At the mid-year point, most T&D segments are showing steady growth, and the market overall is slowly recovering due to easing of inflation and omnichannel growth that drive modest gains, albeit still in negative territory.
The global T&D market recorded a slight decrease of 0.6 per cent in revenue to US$395 billion in the first half of this year compared to the same period last year, according to a statement. (US$1=RM4.36)
Inflation and high prices continue to be a top concern of consumers worldwide according to GfK Consumer Life study, and based on NIQ Consumer Outlook report 2024, 57 per cent of global consumers are prepared to switch stores to manage costs.
GfK insights expert for T&D industry, Nevin Francis said that omnichannel retailing remains popular, with 36 per cent of total global T&D sales made online in the first half of 2024, an increase of 0.4 per cent from last year.

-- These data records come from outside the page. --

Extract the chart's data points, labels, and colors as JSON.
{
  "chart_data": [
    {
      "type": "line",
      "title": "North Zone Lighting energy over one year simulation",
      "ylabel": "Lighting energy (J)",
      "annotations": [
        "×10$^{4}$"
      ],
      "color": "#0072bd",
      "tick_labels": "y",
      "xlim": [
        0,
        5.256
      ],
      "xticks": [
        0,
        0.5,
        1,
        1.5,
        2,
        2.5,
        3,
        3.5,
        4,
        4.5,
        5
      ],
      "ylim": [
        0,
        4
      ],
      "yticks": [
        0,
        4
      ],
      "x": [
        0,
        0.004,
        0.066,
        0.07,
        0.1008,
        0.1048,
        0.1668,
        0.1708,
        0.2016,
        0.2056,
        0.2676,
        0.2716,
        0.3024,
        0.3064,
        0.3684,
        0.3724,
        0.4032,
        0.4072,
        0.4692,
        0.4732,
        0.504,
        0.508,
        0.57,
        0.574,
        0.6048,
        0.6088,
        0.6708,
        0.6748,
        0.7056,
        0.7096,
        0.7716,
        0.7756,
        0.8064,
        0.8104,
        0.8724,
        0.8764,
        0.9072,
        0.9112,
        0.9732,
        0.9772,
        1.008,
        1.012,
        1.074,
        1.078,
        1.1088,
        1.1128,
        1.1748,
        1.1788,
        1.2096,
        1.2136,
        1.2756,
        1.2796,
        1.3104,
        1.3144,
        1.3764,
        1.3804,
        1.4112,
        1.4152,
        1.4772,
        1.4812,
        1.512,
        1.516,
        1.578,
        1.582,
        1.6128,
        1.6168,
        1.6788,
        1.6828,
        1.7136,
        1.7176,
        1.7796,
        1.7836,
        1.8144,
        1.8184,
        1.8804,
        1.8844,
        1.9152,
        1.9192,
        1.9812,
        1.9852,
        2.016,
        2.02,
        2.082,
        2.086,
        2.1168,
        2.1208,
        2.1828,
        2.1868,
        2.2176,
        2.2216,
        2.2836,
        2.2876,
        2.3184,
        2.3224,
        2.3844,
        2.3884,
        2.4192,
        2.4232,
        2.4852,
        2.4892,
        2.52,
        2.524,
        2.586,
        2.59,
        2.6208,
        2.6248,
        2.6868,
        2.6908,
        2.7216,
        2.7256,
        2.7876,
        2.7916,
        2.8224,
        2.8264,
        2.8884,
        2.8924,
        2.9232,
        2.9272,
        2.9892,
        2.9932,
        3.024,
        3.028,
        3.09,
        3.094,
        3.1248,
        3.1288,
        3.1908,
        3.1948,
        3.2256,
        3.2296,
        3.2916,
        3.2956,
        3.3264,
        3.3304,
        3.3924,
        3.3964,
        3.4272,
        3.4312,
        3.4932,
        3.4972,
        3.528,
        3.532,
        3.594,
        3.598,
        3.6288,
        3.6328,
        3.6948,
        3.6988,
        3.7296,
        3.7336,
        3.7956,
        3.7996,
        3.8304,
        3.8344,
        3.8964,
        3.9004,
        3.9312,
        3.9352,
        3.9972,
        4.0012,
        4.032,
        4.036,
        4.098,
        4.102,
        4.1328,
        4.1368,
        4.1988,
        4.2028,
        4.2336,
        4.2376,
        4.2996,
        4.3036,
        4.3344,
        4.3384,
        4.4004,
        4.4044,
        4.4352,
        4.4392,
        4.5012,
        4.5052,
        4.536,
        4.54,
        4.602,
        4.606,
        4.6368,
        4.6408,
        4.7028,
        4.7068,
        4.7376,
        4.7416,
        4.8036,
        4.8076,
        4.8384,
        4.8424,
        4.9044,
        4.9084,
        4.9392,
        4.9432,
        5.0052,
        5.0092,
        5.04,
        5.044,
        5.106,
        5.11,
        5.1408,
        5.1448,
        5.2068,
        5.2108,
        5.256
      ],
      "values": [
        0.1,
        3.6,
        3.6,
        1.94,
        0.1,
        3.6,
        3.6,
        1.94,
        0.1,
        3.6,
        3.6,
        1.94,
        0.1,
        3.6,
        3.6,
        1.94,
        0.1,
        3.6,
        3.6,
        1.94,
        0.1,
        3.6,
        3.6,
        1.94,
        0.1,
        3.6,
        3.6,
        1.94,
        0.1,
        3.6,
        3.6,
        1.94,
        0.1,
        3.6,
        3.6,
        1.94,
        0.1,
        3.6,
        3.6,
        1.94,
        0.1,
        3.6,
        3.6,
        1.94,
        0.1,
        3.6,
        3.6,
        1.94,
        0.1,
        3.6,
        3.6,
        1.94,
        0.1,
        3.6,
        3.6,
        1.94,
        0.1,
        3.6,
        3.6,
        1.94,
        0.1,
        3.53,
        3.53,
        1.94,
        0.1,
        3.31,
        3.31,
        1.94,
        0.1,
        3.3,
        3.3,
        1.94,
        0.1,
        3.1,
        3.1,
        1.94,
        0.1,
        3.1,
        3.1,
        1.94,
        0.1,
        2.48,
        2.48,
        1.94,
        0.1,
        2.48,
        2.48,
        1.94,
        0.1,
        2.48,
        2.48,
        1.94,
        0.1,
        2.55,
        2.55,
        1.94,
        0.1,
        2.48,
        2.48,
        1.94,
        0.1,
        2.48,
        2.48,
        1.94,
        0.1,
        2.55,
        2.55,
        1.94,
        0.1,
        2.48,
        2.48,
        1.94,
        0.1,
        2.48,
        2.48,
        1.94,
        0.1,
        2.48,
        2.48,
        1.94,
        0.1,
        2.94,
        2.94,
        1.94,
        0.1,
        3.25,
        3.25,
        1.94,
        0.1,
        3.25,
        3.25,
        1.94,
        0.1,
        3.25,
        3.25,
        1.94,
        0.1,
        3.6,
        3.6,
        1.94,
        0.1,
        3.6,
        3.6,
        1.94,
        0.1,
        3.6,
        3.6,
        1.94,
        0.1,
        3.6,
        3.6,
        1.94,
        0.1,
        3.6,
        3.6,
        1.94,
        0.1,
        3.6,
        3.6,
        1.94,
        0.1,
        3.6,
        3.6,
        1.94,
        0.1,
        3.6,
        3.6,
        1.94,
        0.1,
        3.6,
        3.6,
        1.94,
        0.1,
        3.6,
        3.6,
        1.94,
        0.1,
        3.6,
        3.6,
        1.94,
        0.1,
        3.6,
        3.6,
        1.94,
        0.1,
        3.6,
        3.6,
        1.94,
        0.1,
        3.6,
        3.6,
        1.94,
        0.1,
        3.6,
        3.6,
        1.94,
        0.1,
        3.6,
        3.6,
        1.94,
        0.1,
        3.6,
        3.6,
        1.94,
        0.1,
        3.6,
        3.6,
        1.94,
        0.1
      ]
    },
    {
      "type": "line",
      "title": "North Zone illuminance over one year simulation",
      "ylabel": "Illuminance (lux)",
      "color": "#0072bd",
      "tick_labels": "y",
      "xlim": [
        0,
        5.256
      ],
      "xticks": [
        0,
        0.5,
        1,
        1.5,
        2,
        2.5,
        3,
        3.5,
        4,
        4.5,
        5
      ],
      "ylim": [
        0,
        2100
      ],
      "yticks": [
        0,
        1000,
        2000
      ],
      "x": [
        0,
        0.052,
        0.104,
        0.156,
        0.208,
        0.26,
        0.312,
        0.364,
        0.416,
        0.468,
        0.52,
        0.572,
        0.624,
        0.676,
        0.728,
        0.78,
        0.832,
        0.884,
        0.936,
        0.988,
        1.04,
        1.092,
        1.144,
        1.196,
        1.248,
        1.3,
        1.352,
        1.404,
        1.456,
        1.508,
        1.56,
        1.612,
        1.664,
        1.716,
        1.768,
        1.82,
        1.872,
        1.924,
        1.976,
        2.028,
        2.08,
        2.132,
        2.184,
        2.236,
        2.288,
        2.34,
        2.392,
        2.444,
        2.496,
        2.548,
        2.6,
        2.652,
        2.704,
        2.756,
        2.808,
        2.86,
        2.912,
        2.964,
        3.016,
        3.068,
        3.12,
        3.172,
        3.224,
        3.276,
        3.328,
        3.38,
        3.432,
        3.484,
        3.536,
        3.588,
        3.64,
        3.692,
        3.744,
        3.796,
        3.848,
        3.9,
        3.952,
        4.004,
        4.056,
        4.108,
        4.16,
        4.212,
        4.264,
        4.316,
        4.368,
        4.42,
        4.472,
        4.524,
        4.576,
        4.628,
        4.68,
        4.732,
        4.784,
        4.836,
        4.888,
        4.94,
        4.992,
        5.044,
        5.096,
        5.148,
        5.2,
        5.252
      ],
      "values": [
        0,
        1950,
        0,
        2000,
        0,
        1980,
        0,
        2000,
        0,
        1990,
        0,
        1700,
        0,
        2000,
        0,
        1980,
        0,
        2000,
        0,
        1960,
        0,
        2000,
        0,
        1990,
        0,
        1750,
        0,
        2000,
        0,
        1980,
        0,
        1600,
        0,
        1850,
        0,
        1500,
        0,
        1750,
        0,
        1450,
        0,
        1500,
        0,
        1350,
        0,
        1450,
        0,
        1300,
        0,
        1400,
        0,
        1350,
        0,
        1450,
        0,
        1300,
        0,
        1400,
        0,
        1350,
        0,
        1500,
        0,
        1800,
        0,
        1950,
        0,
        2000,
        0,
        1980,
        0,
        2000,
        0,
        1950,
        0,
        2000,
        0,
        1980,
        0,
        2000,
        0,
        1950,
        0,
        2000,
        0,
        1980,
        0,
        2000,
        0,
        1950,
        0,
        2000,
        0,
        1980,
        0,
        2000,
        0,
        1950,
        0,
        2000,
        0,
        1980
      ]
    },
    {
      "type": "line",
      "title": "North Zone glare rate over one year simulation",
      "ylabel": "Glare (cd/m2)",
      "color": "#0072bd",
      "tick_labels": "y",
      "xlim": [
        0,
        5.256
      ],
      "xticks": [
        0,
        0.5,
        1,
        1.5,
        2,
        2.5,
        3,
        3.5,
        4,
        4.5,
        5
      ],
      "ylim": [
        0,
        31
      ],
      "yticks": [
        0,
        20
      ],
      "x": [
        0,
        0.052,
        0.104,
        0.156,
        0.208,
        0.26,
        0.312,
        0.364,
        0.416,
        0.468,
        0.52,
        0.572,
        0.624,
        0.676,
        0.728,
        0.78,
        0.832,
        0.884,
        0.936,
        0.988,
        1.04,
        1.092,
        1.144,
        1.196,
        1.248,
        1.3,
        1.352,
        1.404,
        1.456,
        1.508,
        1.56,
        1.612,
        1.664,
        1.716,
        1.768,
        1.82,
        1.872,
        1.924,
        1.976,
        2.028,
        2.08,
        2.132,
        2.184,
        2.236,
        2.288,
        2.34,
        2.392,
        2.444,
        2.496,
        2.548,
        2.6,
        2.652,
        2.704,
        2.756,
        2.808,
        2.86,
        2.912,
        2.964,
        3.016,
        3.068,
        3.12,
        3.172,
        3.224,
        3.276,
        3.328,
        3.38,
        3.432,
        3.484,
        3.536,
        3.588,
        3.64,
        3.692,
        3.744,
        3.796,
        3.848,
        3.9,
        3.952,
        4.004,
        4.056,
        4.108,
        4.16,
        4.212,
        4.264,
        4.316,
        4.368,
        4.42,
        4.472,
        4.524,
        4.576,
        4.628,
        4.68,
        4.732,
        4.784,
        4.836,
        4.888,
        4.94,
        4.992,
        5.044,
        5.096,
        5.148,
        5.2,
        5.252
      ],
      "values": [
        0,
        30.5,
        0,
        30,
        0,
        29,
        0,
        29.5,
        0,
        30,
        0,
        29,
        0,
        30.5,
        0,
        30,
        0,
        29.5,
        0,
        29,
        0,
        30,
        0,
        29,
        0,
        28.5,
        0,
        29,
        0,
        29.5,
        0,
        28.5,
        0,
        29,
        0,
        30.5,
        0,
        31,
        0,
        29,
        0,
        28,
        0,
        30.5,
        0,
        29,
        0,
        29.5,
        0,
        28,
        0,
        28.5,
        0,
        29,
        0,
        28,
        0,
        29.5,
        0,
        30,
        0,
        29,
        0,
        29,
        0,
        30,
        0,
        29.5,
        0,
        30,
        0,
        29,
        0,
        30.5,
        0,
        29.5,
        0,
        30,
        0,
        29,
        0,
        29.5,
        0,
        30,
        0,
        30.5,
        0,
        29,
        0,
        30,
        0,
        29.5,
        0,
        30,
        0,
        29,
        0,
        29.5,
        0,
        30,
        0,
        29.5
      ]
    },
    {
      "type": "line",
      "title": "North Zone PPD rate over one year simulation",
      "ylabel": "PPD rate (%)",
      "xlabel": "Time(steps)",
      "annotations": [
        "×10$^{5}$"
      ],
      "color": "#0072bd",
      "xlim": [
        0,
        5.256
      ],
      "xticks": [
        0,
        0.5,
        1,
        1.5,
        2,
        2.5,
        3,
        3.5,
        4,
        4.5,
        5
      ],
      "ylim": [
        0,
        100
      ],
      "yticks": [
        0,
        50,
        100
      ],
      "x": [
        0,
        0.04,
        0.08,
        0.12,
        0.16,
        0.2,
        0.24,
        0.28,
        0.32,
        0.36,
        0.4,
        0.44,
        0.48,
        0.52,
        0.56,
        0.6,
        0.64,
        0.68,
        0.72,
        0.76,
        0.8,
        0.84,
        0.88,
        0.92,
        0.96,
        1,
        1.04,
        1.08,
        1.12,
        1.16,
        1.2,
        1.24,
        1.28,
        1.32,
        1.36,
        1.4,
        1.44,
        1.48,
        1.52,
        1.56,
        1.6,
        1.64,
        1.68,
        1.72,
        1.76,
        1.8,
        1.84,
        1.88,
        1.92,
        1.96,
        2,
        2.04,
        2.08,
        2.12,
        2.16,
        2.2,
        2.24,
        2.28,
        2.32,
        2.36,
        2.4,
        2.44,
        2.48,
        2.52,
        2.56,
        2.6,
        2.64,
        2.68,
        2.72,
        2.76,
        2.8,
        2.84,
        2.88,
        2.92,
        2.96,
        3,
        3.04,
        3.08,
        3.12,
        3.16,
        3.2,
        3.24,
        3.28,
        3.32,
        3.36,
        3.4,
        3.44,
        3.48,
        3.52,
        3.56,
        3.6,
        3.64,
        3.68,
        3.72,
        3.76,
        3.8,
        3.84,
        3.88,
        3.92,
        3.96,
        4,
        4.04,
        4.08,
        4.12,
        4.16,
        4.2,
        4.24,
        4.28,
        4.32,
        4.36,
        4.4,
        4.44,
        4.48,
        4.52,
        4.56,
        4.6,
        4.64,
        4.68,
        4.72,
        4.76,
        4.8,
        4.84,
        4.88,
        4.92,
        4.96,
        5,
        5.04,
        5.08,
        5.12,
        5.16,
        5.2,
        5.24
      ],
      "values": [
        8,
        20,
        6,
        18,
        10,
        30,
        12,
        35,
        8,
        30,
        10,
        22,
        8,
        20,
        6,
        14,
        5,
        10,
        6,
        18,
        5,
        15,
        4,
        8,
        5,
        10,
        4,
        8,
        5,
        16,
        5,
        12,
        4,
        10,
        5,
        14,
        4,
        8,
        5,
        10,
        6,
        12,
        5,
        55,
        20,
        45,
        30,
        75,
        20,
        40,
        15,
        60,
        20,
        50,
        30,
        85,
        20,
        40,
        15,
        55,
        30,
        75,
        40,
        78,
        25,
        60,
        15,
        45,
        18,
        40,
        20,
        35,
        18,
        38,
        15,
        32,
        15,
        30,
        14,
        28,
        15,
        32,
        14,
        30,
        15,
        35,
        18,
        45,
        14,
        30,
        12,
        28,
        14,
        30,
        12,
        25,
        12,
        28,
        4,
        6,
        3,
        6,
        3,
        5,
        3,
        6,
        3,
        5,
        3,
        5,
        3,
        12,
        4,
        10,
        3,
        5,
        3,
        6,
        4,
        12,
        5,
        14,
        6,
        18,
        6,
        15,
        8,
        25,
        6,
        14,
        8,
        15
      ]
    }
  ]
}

Furthermore, the progress of Chinese online retailers in Europe is quite notable in the same period, which saw Chinese e-commerce retailer Temu, ranked second in terms of order volume for computers and electronics, and according to NielsenIQ’s Foxintelligence, 77 per cent of German Temu shoppers in the last 60 days were repeat buyers.
Looking at regional differences, consumer spending caution varies depending on purchasing power and local price levels. While Western Europe and Developed Asia experienced year-on-year revenue declines in the first half of this year with one per cent and nine per cent respectively, Eastern Europe and the Middle East grew to four per cent and eight per cent, respectively along with Emerging Asia.
GfK panel data also shows that the Telecom and Photo categories are back in the black in the first half of 2024, while other T&D categories such as Consumer Electronics, Information Technology (IT), Small Domestic Appliances, and Major Domestic Appliances are regaining momentum and starting to recover.
Growth in the home appliances sector is being driven by three key consumer desires, namely sustainability, simplification and artificial intelligence (AI)-powered intelligence, as the demand for related devices such as smart ovens and cookers has noticeably increased with 30 per cent year-over-year in revenue for the first half of the year.
In the IT sector, on the other hand, it is still all about premiumisation, especially more memory in devices. In laptops, 16 gigabytes (GB) RAM is becoming the new standard, with sales volume up three percent in the first half of 2024 compared to the same period last year, replacing older models.
In contrast to the business-to-consumer (B2C) market, which is slowly recovering, the business-to-business (B2B) market is still stuck in the red, according to GfK's distribution panel, with revenues down six per cent year-over-year in the first half of this year.